What now for the company?

Barring a significant change in direction, the consensus seems to be that the court decision has merely postponed the collapse of the company. “If Poundland was going to run out of cash on 7 September 2025, there appears to be an inherent problem with the business rather than a cashflow issue. Poundland’s counsel at the hearing said as much.
“It will need to do more with the business than make superficial changes and short-term fixes, the company needs a significant revamp, a possible rebrand and an effective business overhaul if it wants to avoid the fate of Claire’s Accessories,” Stockley explains.

Daun echoes this viewpoint, believing that while the court has bought the company time, underlying challenges remain. “Today’s shoppers want more than just low prices- they expect value that feels ‘smart’ and relevant to their lifestyles. While the court’s decision has delayed administration, the competitive landscape has moved on. If Poundland is to reclaim a place in the UK retail market, a bold leap in brand proposition and customer experience is now essential, she says.

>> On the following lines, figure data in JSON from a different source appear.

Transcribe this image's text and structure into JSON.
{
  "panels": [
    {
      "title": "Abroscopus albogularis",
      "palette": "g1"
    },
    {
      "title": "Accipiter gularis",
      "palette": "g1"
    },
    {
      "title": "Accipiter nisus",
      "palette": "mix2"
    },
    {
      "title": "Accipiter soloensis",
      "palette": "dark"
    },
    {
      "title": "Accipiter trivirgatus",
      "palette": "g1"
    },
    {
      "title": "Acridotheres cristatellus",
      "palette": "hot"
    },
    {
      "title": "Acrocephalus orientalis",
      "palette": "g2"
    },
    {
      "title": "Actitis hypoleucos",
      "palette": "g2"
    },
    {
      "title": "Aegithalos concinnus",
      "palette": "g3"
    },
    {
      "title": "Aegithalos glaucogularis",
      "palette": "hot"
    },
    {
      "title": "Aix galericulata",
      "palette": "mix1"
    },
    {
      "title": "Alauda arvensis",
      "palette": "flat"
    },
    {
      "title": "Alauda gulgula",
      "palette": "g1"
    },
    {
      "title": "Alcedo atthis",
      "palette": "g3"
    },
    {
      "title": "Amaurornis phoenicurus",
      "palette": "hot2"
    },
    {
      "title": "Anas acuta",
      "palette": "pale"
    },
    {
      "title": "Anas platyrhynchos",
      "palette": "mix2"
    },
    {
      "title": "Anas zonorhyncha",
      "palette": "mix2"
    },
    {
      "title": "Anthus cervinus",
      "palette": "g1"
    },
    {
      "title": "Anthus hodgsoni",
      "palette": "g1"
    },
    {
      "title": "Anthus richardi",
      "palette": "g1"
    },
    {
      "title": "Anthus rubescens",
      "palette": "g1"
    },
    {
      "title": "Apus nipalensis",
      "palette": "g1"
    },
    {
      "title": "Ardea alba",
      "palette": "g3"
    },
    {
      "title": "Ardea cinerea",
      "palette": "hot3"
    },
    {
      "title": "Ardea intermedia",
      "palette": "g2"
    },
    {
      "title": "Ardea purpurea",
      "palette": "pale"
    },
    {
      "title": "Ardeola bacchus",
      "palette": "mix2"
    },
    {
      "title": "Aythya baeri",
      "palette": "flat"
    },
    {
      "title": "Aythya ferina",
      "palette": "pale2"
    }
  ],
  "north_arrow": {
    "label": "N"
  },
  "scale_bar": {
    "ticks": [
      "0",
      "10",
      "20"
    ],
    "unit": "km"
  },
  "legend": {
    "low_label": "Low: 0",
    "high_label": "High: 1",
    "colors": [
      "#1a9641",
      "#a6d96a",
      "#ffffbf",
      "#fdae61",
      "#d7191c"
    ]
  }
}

To save itself, Bajaj believes that Poundland must focus on rebuilding its value proposition.. “Emphasising the £1 price point, highlighting seasonal ranges, and delivering clear value cues are the most effective ways to differentiate in a crowded discount market. These categories define the brand’s equity and must be consistently available to retain shopper loyalty.

“Execution discipline is the deciding factor. Availability on top-selling lines will determine how quickly customer confidence returns. Gross margin after markdowns has to be tightly managed to avoid eroding the model. Cash discipline depends on rebuilding supplier trust and negotiating terms that support working capital. Without sharper agreements and reliable fulfilment, liquidity will remain under pressure,” he says.

He also emphasises the importance of operational visibility stating that the stores which continue to trade must stay easy to find through digital listings and local search in order for convenience and price to work hand in hand.

“Marketing should remain close to transactions, with clear local offers rather than broad campaigns. The plan secures a future path, but only if operational delivery proves that Poundland can trade profitably under tighter discipline. The near-term signal will be whether suppliers extend credit on sharper terms,” he concludes.

The next few weeks and months are vital for the future of Poundland. There is a path to survival for the beleaguered company but it is a path fraught with danger and a path which many believe only ends in failure.